The Westpac-owned funds management group BT NZ has revamped its $1.6 billion international fixed interest manager line-up dropping all but one of the incumbents while opting for a local-domiciled mandate structure.
According to fund documents lodged last week on Disclose, the BT-managed funds – including the Westpac KiwiSaver and ‘active series’ products – now gain exposure to global fixed income via a BT NZ wholesale fund with three underlying managers: BlueBay Asset Management; Colchester Global Investors; and, Wellington Management Company.
Previously, the BT NZ funds accessed four international fixed interest managers – Standish Mellon, Kapstream, BT Investment Management (Australia), and Wellington – through a fund-of-funds vehicle controlled by Westpac-owned subsidiary, Advance Asset Management.
Newcomers to the BT NZ portfolio, BlueBay and Colchester, both feature in the Russell Investments international fixed interest manager suite.
Matthew Goldsack, BT NZ head of investment strategy, said: “The specialist underlying manager mandates have been designed with a wide degree of allocation flexibility to enable them to take advantage of opportunities in the fixed interest universe and to protect capital in times of market stress.”

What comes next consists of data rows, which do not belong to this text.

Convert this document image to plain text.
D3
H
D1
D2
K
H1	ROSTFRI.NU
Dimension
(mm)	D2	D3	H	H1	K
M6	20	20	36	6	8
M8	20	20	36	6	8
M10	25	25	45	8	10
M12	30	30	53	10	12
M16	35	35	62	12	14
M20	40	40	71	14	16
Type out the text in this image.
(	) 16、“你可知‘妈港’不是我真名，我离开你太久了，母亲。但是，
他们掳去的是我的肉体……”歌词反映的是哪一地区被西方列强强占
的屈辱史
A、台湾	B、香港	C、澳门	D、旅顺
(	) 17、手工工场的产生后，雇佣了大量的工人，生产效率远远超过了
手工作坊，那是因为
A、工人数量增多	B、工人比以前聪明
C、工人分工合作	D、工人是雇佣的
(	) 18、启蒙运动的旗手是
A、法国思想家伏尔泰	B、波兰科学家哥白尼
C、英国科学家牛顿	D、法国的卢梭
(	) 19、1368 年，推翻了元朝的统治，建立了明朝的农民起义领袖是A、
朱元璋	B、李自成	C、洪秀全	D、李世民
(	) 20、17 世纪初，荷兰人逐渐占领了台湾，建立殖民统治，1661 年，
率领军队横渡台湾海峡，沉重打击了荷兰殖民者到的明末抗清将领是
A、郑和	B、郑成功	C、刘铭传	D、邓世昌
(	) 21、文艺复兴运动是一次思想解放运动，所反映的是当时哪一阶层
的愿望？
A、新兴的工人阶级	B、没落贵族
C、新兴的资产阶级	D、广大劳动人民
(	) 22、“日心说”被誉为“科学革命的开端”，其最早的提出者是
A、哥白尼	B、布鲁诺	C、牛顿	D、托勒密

As well as rebooting the global fixed structure and manager line-up, BT NZ has also adopted a new bespoke benchmark for the asset class constructed by Bloomberg Barclays.

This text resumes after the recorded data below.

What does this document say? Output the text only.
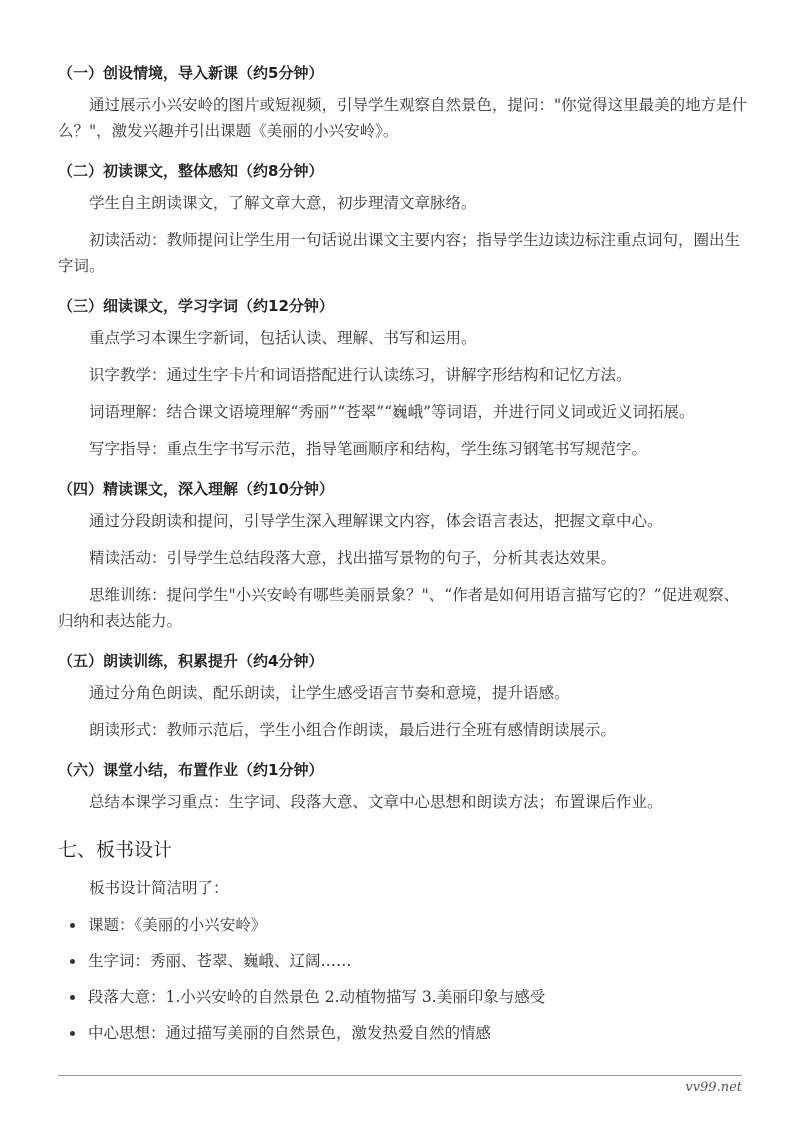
vv99.net
（一）创设情境，导入新课（约5分钟）

通过展示小兴安岭的图片或短视频，引导学生观察自然景色，提问："你觉得这里最美的地方是什么？"，激发兴趣并引出课题《美丽的小兴安岭》。

（二）初读课文，整体感知（约8分钟）

学生自主朗读课文，了解文章大意，初步理清文章脉络。

初读活动：教师提问让学生用一句话说出课文主要内容；指导学生边读边标注重点词句，圈出生字词。

（三）细读课文，学习字词（约12分钟）

重点学习本课生字新词，包括认读、理解、书写和运用。

识字教学：通过生字卡片和词语搭配进行认读练习，讲解字形结构和记忆方法。

词语理解：结合课文语境理解“秀丽”“苍翠”“巍峨”等词语，并进行同义词或近义词拓展。

写字指导：重点生字书写示范，指导笔画顺序和结构，学生练习钢笔书写规范字。

（四）精读课文，深入理解（约10分钟）

通过分段朗读和提问，引导学生深入理解课文内容，体会语言表达，把握文章中心。

精读活动：引导学生总结段落大意，找出描写景物的句子，分析其表达效果。

思维训练：提问学生"小兴安岭有哪些美丽景象？"、“作者是如何用语言描写它的？”促进观察、归纳和表达能力。

（五）朗读训练，积累提升（约4分钟）

通过分角色朗读、配乐朗读，让学生感受语言节奏和意境，提升语感。

朗读形式：教师示范后，学生小组合作朗读，最后进行全班有感情朗读展示。

（六）课堂小结，布置作业（约1分钟）

总结本课学习重点：生字词、段落大意、文章中心思想和朗读方法；布置课后作业。

七、板书设计

板书设计简洁明了：

课题：《美丽的小兴安岭》
生字词：秀丽、苍翠、巍峨、辽阔……
段落大意：1.小兴安岭的自然景色 2.动植物描写 3.美丽印象与感受
中心思想：通过描写美丽的自然景色，激发热爱自然的情感
vv99.net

The Westpac-owned manager previously used the traditional Bloomberg Barclays Global Aggregate index as its international fixed interest baseline metric.
Goldsack said the new benchmark was built to “protect the portfolio from the negative impact of steepening yield curves”.
In addition to the fixed income changes, BT NZ has hired Principal Global Investors as a new international listed property manager. The Iowa-headquartered global asset manager joins local firm, Salt Asset Management, on listed property duties for BT NZ with the latter focusing on Australasian securities.
Principal, which owned BT from 1999 until it sold the funds business to Westpac in 2002, “has significant experience in the management of both property securities portfolios and physical property markets”, the Disclose document says.
In June BT NZ completed an overhaul of its global equities suite, reducing the manager count from seven to five under direct mandates controlled by a new locally-registered investment vehicle.
Following the latest round of changes all BT NZ funds are now channeled via NZ-domiciled wholesale funds.